Transient receptor potential vanilloid subtype 1 (TRPV1) receptor is a pain-sensing, ligand-gated, non-selective cation channel expressed in peripheral sensory neurons. Prolonged activation of TRPV1 by capsaicin leads to cell swelling and formation of membrane blebs in rat dorsal root ganglion (DRG) neurons. Similar results were obtained in NIH3T3 fibroblast cells stably expressing TRPV1. Here, we assessed the contribution of Ca(2+) and Na(+) ions to TRPV1-mediated changes. Cell swelling was caused by a substantial influx of extracellular Na(+) via TRPV1 channels, causing concomitant transport of water. In the absence of extracellular Na(+), the membrane blebbing was completely inhibited, but Ca(2+) influx did not change under these conditions. Na(+) influx was modulated by the intracellular Ca(2+) concentration ([Ca(2+)]i). Elevation of [Ca(2+)]i by ionomycin sensitized/activated TRPV1 channels causing cell swelling in TRPV1-positive cells. In the absence of extracellular Ca(2+), capsaicin caused only little increase in [Ca(2+)]i indicating that the increase in [Ca(2+)]i observed after capsaicin application is derived essentially from extracellular Ca(2+) and not from internal Ca(2+) stores. In the absence of extracellular Ca(2+) also the process of cell swelling was considerably slower. Calretinin is a Ca(2+) buffer protein, which is expressed in a subset of TRPV1-positive neurons. Calretinin decreased the amplitude, but slowed down the decay of Ca(2+) signals evoked by ionomycin. Cells co-expressing TRPV1 and calretinin were less sensitive to TRPV1-mediated, capsaicin-induced volume increases. In TRPV1-expressing NIH3T3 cells, calretinin decreased the capsaicin-induced Ca(2+) and Na(+) influx. Swelling and formation of membrane blebs resulted in impaired plasma membrane integrity finally leading to cell death. Our results hint towards a mechanistic explanation for the apoptosis-independent capsaicin-evoked neuronal loss and additionally reveal a protective effect of calretinin; we propose that the Ca(2+)-buffering capacity of calretinin reduces the susceptibility of calretinin-expressing DRG neurons against cell swelling/death caused by overstimulation of TRPV1 channels. This article is part of a Special Issue entitled:12th European Symposium on Calcium.

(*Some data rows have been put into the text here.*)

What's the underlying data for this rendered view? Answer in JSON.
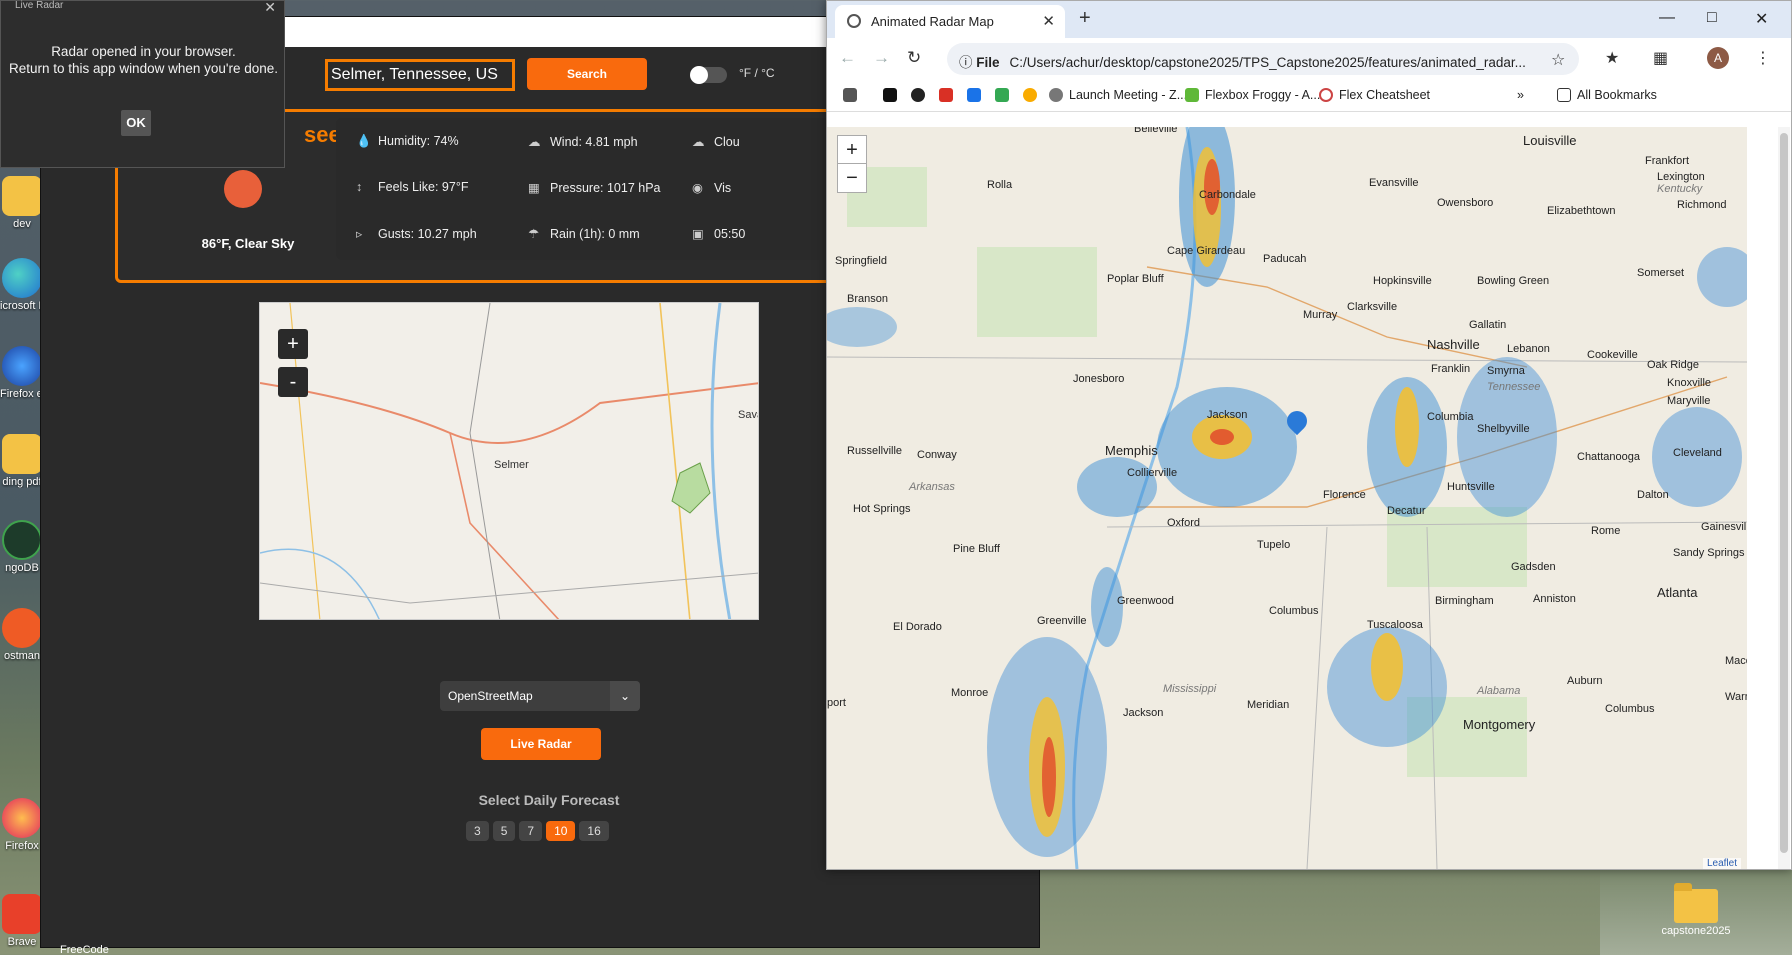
{
  "desktop": {
    "icons": [
      {
        "label": "dev"
      },
      {
        "label": "icrosoft Edge"
      },
      {
        "label": "Firefox evelop..."
      },
      {
        "label": "ding pdf"
      },
      {
        "label": "ngoDB"
      },
      {
        "label": "ostman"
      },
      {
        "label": "Firefox"
      },
      {
        "label": "Brave"
      }
    ],
    "taskbar_label": "FreeCode",
    "folder_label": "capstone2025"
  },
  "dialog": {
    "title": "Live Radar",
    "message_line1": "Radar opened in your browser.",
    "message_line2": "Return to this app window when you're done.",
    "ok_label": "OK"
  },
  "app": {
    "search_value": "Selmer, Tennessee, US",
    "search_button": "Search",
    "unit_toggle_label": "°F / °C",
    "city_name": "see, US",
    "temp_summary": "86°F, Clear Sky",
    "details": {
      "humidity": "Humidity: 74%",
      "wind": "Wind: 4.81 mph",
      "clouds": "Clou",
      "feels_like": "Feels Like: 97°F",
      "pressure": "Pressure: 1017 hPa",
      "visibility": "Vis",
      "gusts": "Gusts: 10.27 mph",
      "rain": "Rain (1h): 0 mm",
      "time": "05:50"
    },
    "map": {
      "zoom_in": "+",
      "zoom_out": "-",
      "labels": {
        "selmer": "Selmer",
        "sava": "Sava"
      }
    },
    "layer_select": "OpenStreetMap",
    "radar_button": "Live Radar",
    "forecast_title": "Select Daily Forecast",
    "forecast_days": [
      "3",
      "5",
      "7",
      "10",
      "16"
    ],
    "forecast_active": "10"
  },
  "browser": {
    "tab_title": "Animated Radar Map",
    "url_scheme": "File",
    "url": "C:/Users/achur/desktop/capstone2025/TPS_Capstone2025/features/animated_radar...",
    "avatar_letter": "A",
    "bookmarks": {
      "launch": "Launch Meeting - Z...",
      "flexbox": "Flexbox Froggy - A...",
      "flex": "Flex Cheatsheet",
      "all": "All Bookmarks"
    },
    "radar_map": {
      "zoom_in": "+",
      "zoom_out": "−",
      "attribution": "Leaflet",
      "cities": {
        "belleville": "Belleville",
        "louisville": "Louisville",
        "frankfort": "Frankfort",
        "lexington": "Lexington",
        "rolla": "Rolla",
        "carbondale": "Carbondale",
        "evansville": "Evansville",
        "owensboro": "Owensboro",
        "elizabethtown": "Elizabethtown",
        "richmond": "Richmond",
        "springfield": "Springfield",
        "capegirardeau": "Cape Girardeau",
        "paducah": "Paducah",
        "poplarbluff": "Poplar Bluff",
        "hopkinsville": "Hopkinsville",
        "bowlinggreen": "Bowling Green",
        "somerset": "Somerset",
        "branson": "Branson",
        "clarksville": "Clarksville",
        "murray": "Murray",
        "gallatin": "Gallatin",
        "nashville": "Nashville",
        "lebanon": "Lebanon",
        "cookeville": "Cookeville",
        "jonesboro": "Jonesboro",
        "franklin": "Franklin",
        "smyrna": "Smyrna",
        "oakridge": "Oak Ridge",
        "knoxville": "Knoxville",
        "maryville": "Maryville",
        "jackson_tn": "Jackson",
        "columbia": "Columbia",
        "shelbyville": "Shelbyville",
        "russellville": "Russellville",
        "conway": "Conway",
        "memphis": "Memphis",
        "collierville": "Collierville",
        "cleveland": "Cleveland",
        "chattanooga": "Chattanooga",
        "huntsville": "Huntsville",
        "florence": "Florence",
        "decatur": "Decatur",
        "dalton": "Dalton",
        "hotsprings": "Hot Springs",
        "oxford": "Oxford",
        "rome": "Rome",
        "gainesville": "Gainesville",
        "tupelo": "Tupelo",
        "pinebluff": "Pine Bluff",
        "sandysprings": "Sandy Springs",
        "gadsden": "Gadsden",
        "atlanta": "Atlanta",
        "greenwood": "Greenwood",
        "birmingham": "Birmingham",
        "anniston": "Anniston",
        "columbus_ms": "Columbus",
        "eldorado": "El Dorado",
        "greenville": "Greenville",
        "tuscaloosa": "Tuscaloosa",
        "macon": "Maco",
        "monroe": "Monroe",
        "auburn": "Auburn",
        "warner": "Warn",
        "meridian": "Meridian",
        "columbus_ga": "Columbus",
        "jackson_ms": "Jackson",
        "montgomery": "Montgomery",
        "port": "port"
      },
      "states": {
        "kentucky": "Kentucky",
        "tennessee": "Tennessee",
        "arkansas": "Arkansas",
        "mississippi": "Mississippi",
        "alabama": "Alabama"
      }
    }
  },
  "colors": {
    "accent": "#f57c00",
    "button": "#f96a0d",
    "app_bg": "#2a2a2a",
    "radar_rain": "#3d8fd6",
    "radar_heavy": "#f6c02c",
    "radar_storm": "#e14a2b"
  }
}
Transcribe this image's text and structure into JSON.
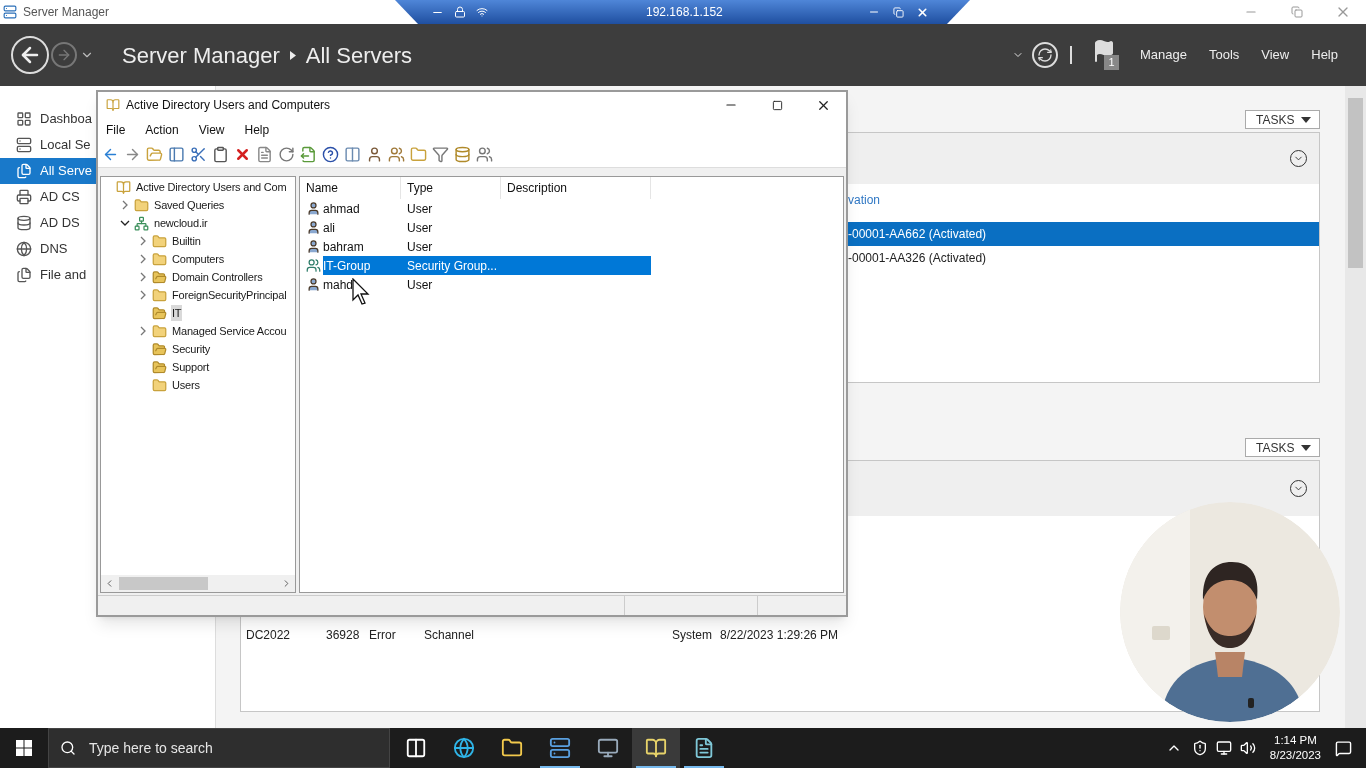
{
  "app_window": {
    "title": "Server Manager"
  },
  "remote_bar": {
    "address": "192.168.1.152"
  },
  "header": {
    "breadcrumb": [
      "Server Manager",
      "All Servers"
    ],
    "notification_count": "1",
    "menu": [
      "Manage",
      "Tools",
      "View",
      "Help"
    ]
  },
  "sidebar": {
    "items": [
      {
        "label": "Dashboa",
        "selected": false
      },
      {
        "label": "Local Se",
        "selected": false
      },
      {
        "label": "All Serve",
        "selected": true
      },
      {
        "label": "AD CS",
        "selected": false
      },
      {
        "label": "AD DS",
        "selected": false
      },
      {
        "label": "DNS",
        "selected": false
      },
      {
        "label": "File and",
        "selected": false
      }
    ]
  },
  "servers_panel": {
    "tasks": "TASKS",
    "column_1": "vation",
    "rows": [
      {
        "cells": [
          "-00001-AA662 (Activated)"
        ],
        "selected": true
      },
      {
        "cells": [
          "-00001-AA326 (Activated)"
        ],
        "selected": false
      }
    ]
  },
  "events_panel": {
    "tasks": "TASKS",
    "rows": [
      {
        "cells": [
          "DC2022",
          "36928",
          "Error",
          "Schannel",
          "System",
          "8/22/2023 1:29:26 PM"
        ],
        "selected": false
      }
    ]
  },
  "aduc_window": {
    "title": "Active Directory Users and Computers",
    "menu": [
      "File",
      "Action",
      "View",
      "Help"
    ],
    "tree": [
      {
        "label": "Active Directory Users and Com",
        "kind": "root",
        "selected": false,
        "children": [
          {
            "label": "Saved Queries",
            "kind": "folder",
            "expanded": false,
            "selected": false
          },
          {
            "label": "newcloud.ir",
            "kind": "domain",
            "expanded": true,
            "selected": false,
            "children": [
              {
                "label": "Builtin",
                "kind": "folder",
                "expanded": false,
                "selected": false
              },
              {
                "label": "Computers",
                "kind": "folder",
                "expanded": false,
                "selected": false
              },
              {
                "label": "Domain Controllers",
                "kind": "ou",
                "expanded": false,
                "selected": false
              },
              {
                "label": "ForeignSecurityPrincipal",
                "kind": "folder",
                "expanded": false,
                "selected": false
              },
              {
                "label": "IT",
                "kind": "ou",
                "selected": true
              },
              {
                "label": "Managed Service Accou",
                "kind": "folder",
                "expanded": false,
                "selected": false
              },
              {
                "label": "Security",
                "kind": "ou",
                "selected": false
              },
              {
                "label": "Support",
                "kind": "ou",
                "selected": false
              },
              {
                "label": "Users",
                "kind": "folder",
                "selected": false
              }
            ]
          }
        ]
      }
    ],
    "list": {
      "columns": [
        "Name",
        "Type",
        "Description"
      ],
      "rows": [
        {
          "name": "ahmad",
          "type": "User",
          "kind": "user",
          "selected": false
        },
        {
          "name": "ali",
          "type": "User",
          "kind": "user",
          "selected": false
        },
        {
          "name": "bahram",
          "type": "User",
          "kind": "user",
          "selected": false
        },
        {
          "name": "IT-Group",
          "type": "Security Group...",
          "kind": "group",
          "selected": true
        },
        {
          "name": "mahd",
          "type": "User",
          "kind": "user",
          "selected": false
        }
      ]
    }
  },
  "taskbar": {
    "search": {
      "placeholder": "Type here to search"
    },
    "apps": [
      {
        "open": false,
        "selected": false
      },
      {
        "open": false,
        "selected": false
      },
      {
        "open": false,
        "selected": false
      },
      {
        "open": true,
        "selected": false
      },
      {
        "open": false,
        "selected": false
      },
      {
        "open": true,
        "selected": true
      },
      {
        "open": true,
        "selected": false
      }
    ],
    "time": "1:14 PM",
    "date": "8/23/2023"
  }
}
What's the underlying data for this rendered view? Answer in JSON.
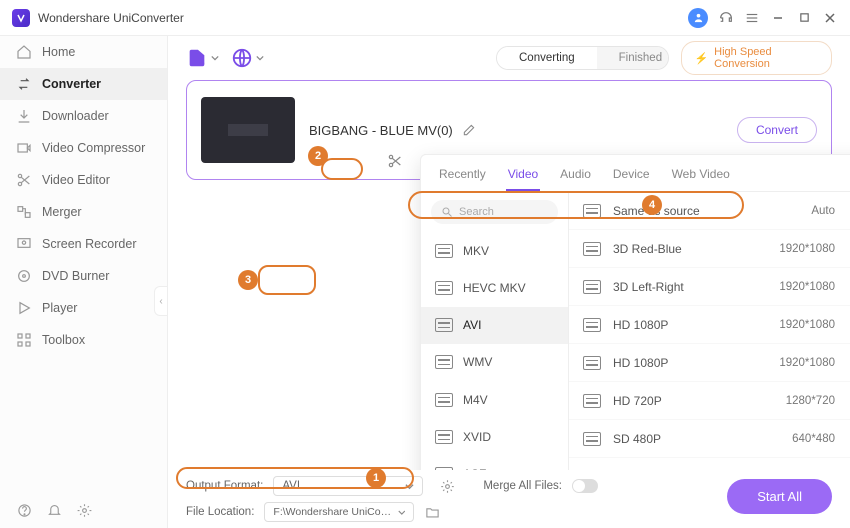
{
  "app": {
    "title": "Wondershare UniConverter"
  },
  "titlebar_icons": {
    "avatar": "user-icon",
    "headset": "support-icon",
    "menu": "menu-icon",
    "min": "minimize-icon",
    "max": "maximize-icon",
    "close": "close-icon"
  },
  "sidebar": {
    "items": [
      {
        "label": "Home",
        "name": "sidebar-item-home"
      },
      {
        "label": "Converter",
        "name": "sidebar-item-converter",
        "active": true
      },
      {
        "label": "Downloader",
        "name": "sidebar-item-downloader"
      },
      {
        "label": "Video Compressor",
        "name": "sidebar-item-video-compressor"
      },
      {
        "label": "Video Editor",
        "name": "sidebar-item-video-editor"
      },
      {
        "label": "Merger",
        "name": "sidebar-item-merger"
      },
      {
        "label": "Screen Recorder",
        "name": "sidebar-item-screen-recorder"
      },
      {
        "label": "DVD Burner",
        "name": "sidebar-item-dvd-burner"
      },
      {
        "label": "Player",
        "name": "sidebar-item-player"
      },
      {
        "label": "Toolbox",
        "name": "sidebar-item-toolbox"
      }
    ]
  },
  "toolbar": {
    "segmented": {
      "converting": "Converting",
      "finished": "Finished"
    },
    "high_speed": "High Speed Conversion"
  },
  "file": {
    "name": "BIGBANG - BLUE MV(0)",
    "convert_label": "Convert"
  },
  "popup": {
    "tabs": {
      "recently": "Recently",
      "video": "Video",
      "audio": "Audio",
      "device": "Device",
      "web": "Web Video"
    },
    "search_placeholder": "Search",
    "formats": [
      "MKV",
      "HEVC MKV",
      "AVI",
      "WMV",
      "M4V",
      "XVID",
      "ASF"
    ],
    "active_format_index": 2,
    "presets": [
      {
        "label": "Same as source",
        "res": "Auto"
      },
      {
        "label": "3D Red-Blue",
        "res": "1920*1080"
      },
      {
        "label": "3D Left-Right",
        "res": "1920*1080"
      },
      {
        "label": "HD 1080P",
        "res": "1920*1080"
      },
      {
        "label": "HD 1080P",
        "res": "1920*1080"
      },
      {
        "label": "HD 720P",
        "res": "1280*720"
      },
      {
        "label": "SD 480P",
        "res": "640*480"
      }
    ]
  },
  "footer": {
    "output_format_label": "Output Format:",
    "output_format_value": "AVI",
    "file_location_label": "File Location:",
    "file_location_value": "F:\\Wondershare UniConverter",
    "merge_label": "Merge All Files:",
    "start_all": "Start All"
  },
  "callouts": {
    "1": "1",
    "2": "2",
    "3": "3",
    "4": "4"
  }
}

瞬时受体电位香草酸亚型1(TRPV1)受体是一种在周围感觉神经元中表达的疼痛感知、配体门控、非选择性阳离子通道。辣椒素对TRPV1的长期激活会导致大鼠背根神经节(DRG)神经元细胞肿胀和膜泡形成。在稳定表达TRPV1的NIH3T3成纤维细胞中也获得了类似结果。在此,我们评估了Ca(2+)和Na(+)离子对TRPV1介导变化的作用。细胞肿胀是由细胞外Na(+)通过TRPV1通道大量内流引起的,并伴随水的转运。在没有细胞外Na(+)的情况下,膜泡形成被完全抑制,但在此条件下Ca(2+)内流没有变化。Na(+)内流受细胞内Ca(2+)浓度([Ca(2+)]i)调节。离子霉素使[Ca(2+)]i升高,从而使TRPV1通道敏感化/激活,导致TRPV1阳性细胞肿胀。在没有细胞外Ca(2+)的情况下,辣椒素仅使[Ca(2+)]i略有增加,这表明辣椒素作用后观察到的[Ca(2+)]i增加主要源于细胞外Ca(2+),而非细胞内Ca(2+)储存。在没有细胞外Ca(2+)的情况下,细胞肿胀过程也明显减慢。钙视网膜蛋白是一种Ca(2+)缓冲蛋白,在一部分TRPV1阳性神经元中表达。钙视网膜蛋白降低了离子霉素诱发的Ca(2+)信号的幅度,但减缓了其衰减。共表达TRPV1和钙视网膜蛋白的细胞对TRPV1介导的、辣椒素诱导的体积增加不太敏感。在表达TRPV1的NIH3T3细胞中,钙视网膜蛋白减少了辣椒素诱导的Ca(2+)和Na(+)内流。肿胀和膜泡形成导致质膜完整性受损,最终导致细胞死亡。我们的结果为与凋亡无关的辣椒素诱发的神经元损失提供了一种机制解释,此外还揭示了钙视网膜蛋白的保护作用;我们提出,钙视网膜蛋白的Ca(2+)缓冲能力降低了表达钙视网膜蛋白的DRG神经元对TRPV1通道过度刺激引起的细胞肿胀/死亡的易感性。本文是名为:第12届欧洲钙研讨会的特刊的一部分。